Seul, lorsqu’on lui demande d’estimer « pour hier » le coût d’un projet sur la base d’un e-mail de quelques lignes ; seul, lorsqu’il demande une ou deux ressources supplémentaires mais qu’« aucune n’est disponible » ou lorsqu’on affecte sans délai l’un de ses
collaborateurs sur un autre projet « plus urgent » ; seul, lorsque certains membres de son équipe ont besoin de monter en compétence sur une nouvelle technologie mais qu’« il n’y a plus de budget formation disponible avant l’année prochaine » ; seul, face aux contrôleurs de gestion qui le pressent de « faire remonter » son reporting mensuel alors que lui-même n’arrive pas à obtenir de son équipe les indicateurs de temps passé…

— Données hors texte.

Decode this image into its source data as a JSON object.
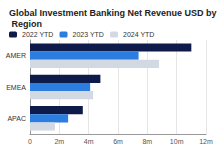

Quels étranges sentiments de stress, de solitude et d’échec, parfois, alors que le chef de projet a précisément un rôle de coordinateur et d’interface entre des acteurs aussi multiples que son équipe, le client, sa hiérarchie, les fournisseurs… Ces sentiments sans doute sont-ils aiguisés par le fait qu’il hésitera à partager ses préoccupations. Avec ses collaborateurs ? Avec ses pairs ou sa hiérarchie ? Pour être soupçonné d’incompétence ? Il aura souvent tendance à centraliser la résolution des problèmes en souterrain et à n’alerter que tardivement sa direction.

Alors que le simple fait de communiquer, interroger, tirer profit des idées du groupe lui permet d’avoir un regard et une analyse complémentaires.

Nouer des alliances, tisser des relations au sein et en dehors du groupe doivent faire partie de la stratégie du chef de projet lequel est tenu :

  • d’identifier, dès le démarrage du projet, les bons acteurs ; il s’appuiera sur les personnes plutôt prédisposées au changement, dotées d’une forte capacité d’influence pour convaincre les plus réticents à coopérer ;
  • d’« aller au contact » des utilisateurs pour mieux les comprendre, pour se faire comprendre, pour jouer la carte de la transparence et « humaniser » le monde informatique ;
  • d’associer ses collaborateurs pour analyser les causes des problèmes rencontrés et pour trouver les solutions les plus efficaces et les plus rentables ; ce qui les impliquera davantage encore dans le succès du projet ;
  • de déléguer une partie de ses travaux ; c’est une marque de reconnaissance et de confiance vis-à-vis d’un collaborateur, ce qui lui permet de se consacrer à la résolution des problèmes qui surgissent ; le chef de projet n’a pas nécessairement l’expertise pour tout traiter ;
  • de partager avec d’autres chefs de projet qui rencontrent probablement les mêmes difficultés ; il s’agit de gagner du temps en capitalisant sur les bonnes pratiques ; à cet effet certaines organisations ont mis en place des structures appelées « Bureau de projet » ou Project Management Office (PMO) afin d’apporter assistance et support aux équipes projet avec des pratiques et des outils mis en commun grâce au partage d’informations et à la capitalisation ;
  • de dialoguer, avec objectivité et intégrité, avec des experts techniques ; cela donne un éclairage plus complet sur l’éventail des solutions disponibles appropriées ;
  • de pratiquer le Management By Wandering Around, le management par écoute et rencontre, en communiquant de façon informelle avec ses collaborateurs ; le chef de projet n’est plus dans sa tour d’ivoire à produire des plans, il a son bureau dans la
    même salle que l’équipe ; il développe ainsi ses qualités relationnelles pour améliorer ses relations interpersonnelles et managériales.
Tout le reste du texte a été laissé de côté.